A dozen or so people climbed the walls near the gun emplacements, some of them with crank-fired guns. They opened fire as soon as the goblins were within two hundred meters of the wall. Flashing streaks were left in the air, marking the path of all the rounds being flung at the goblins.
The big guns fired again, but nearly every shot hit behind the goblins. They couldn’t depress enough.
A few goblins stumbled and fell, and I saw one fall off a mech. They were getting kills.
Then the goblins returned the favour.
The mecha in the lead raised an arm as big around as Rusty’s torso, with a cannon strapped to the end.
I saw a hammer the size of my arm crash into the back of the barrel. The ground skipped and I winced back from the searing golden beam connecting the gun to the wall.
Part of the wall exploded with stony shrapnel.

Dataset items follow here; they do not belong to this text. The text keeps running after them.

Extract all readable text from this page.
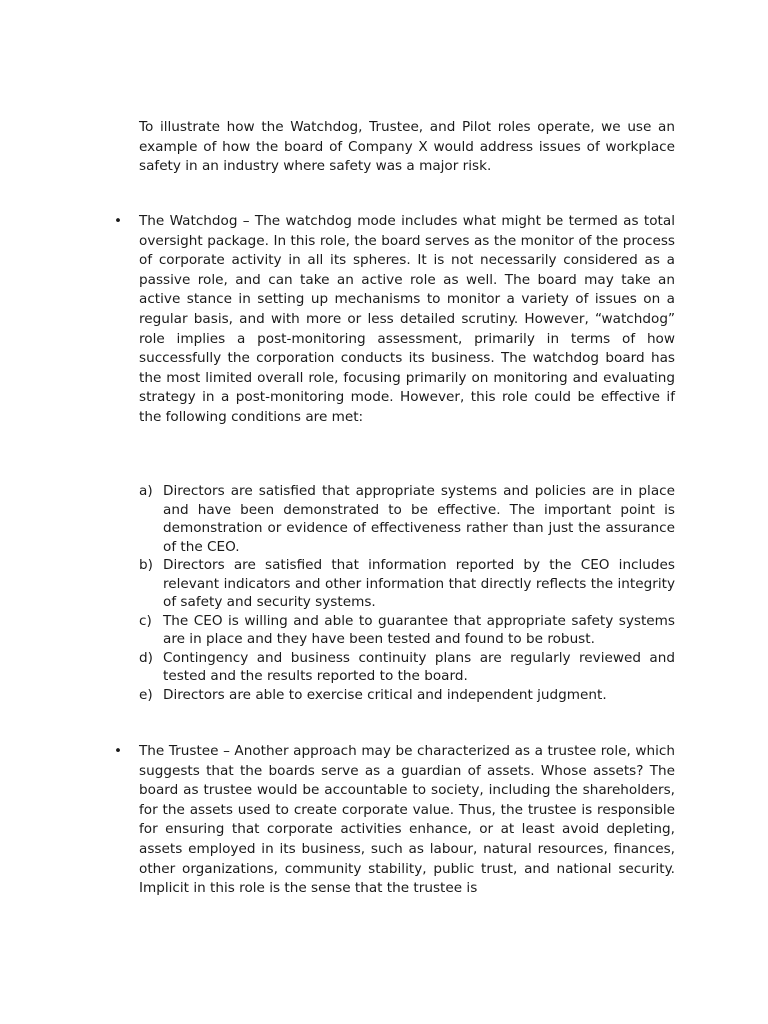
To illustrate how the Watchdog, Trustee, and Pilot roles operate, we use an example of how the board of Company X would address issues of workplace safety in an industry where safety was a major risk.

• The Watchdog – The watchdog mode includes what might be termed as total oversight package. In this role, the board serves as the monitor of the process of corporate activity in all its spheres. It is not necessarily considered as a passive role, and can take an active role as well. The board may take an active stance in setting up mechanisms to monitor a variety of issues on a regular basis, and with more or less detailed scrutiny. However, “watchdog” role implies a post-monitoring assessment, primarily in terms of how successfully the corporation conducts its business. The watchdog board has the most limited overall role, focusing primarily on monitoring and evaluating strategy in a post-monitoring mode. However, this role could be effective if the following conditions are met:

a) Directors are satisfied that appropriate systems and policies are in place and have been demonstrated to be effective. The important point is demonstration or evidence of effectiveness rather than just the assurance of the CEO.
b) Directors are satisfied that information reported by the CEO includes relevant indicators and other information that directly reflects the integrity of safety and security systems.
c) The CEO is willing and able to guarantee that appropriate safety systems are in place and they have been tested and found to be robust.
d) Contingency and business continuity plans are regularly reviewed and tested and the results reported to the board.
e) Directors are able to exercise critical and independent judgment.
• The Trustee – Another approach may be characterized as a trustee role, which suggests that the boards serve as a guardian of assets. Whose assets? The board as trustee would be accountable to society, including the shareholders, for the assets used to create corporate value. Thus, the trustee is responsible for ensuring that corporate activities enhance, or at least avoid depleting, assets employed in its business, such as labour, natural resources, finances, other organizations, community stability, public trust, and national security. Implicit in this role is the sense that the trustee is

Folk started tugging the gates close even as a few stragglers tried to make it in.
That was the signal for the goblins to all open fire.
A rain of small shells smashed into the walls, followed by thousands of bullets from small arms.
“That wall won’t last an hour,” I said.
Those manning it were already running off, some braver fools taking some parting shots before ducking away. The gun emplacements became huge targets for the goblins below, and soon they were shredded from below.
“This isn’t going to end well,” I said.
“It doesn’t look like it,” Clin said. “Caroline said it would take a day to get Rusty working?”
“Yup.”
“We don’t have a day.”
“You’re right, we certainly don’t. The moment they breach the walls, they’ll be all over the town, like vultures picking at a fresh corpse.”
Clin looked back. “Do you think the town will survive?”
“Oh, yeah, probably,” I said. “Goblins are scavengers first. They’re attacking now, but once they’re done picking through the loot, they'll leave. There are enough people in town with guns and such to probably kill every last one. Problem is, that’ll mean a lot of nasty fighting in the streets and from home to home.”
“Is there anything we can do?”
I shrugged.
And that’s when I noticed some folk running into the yard.
“Guess so,” I said. “Let’s go see our new friends, make sure they’re not up to any trouble.
I glanced at the goblins one last time. There were a few more dead among their number, but not enough to make it matter. The wall was starting to crumble under their constant attacks, and some of the more dextrous goblins were scaling the wall.
I grit my teeth, then refocused. I had to do what I could about the problems I could actually do something about.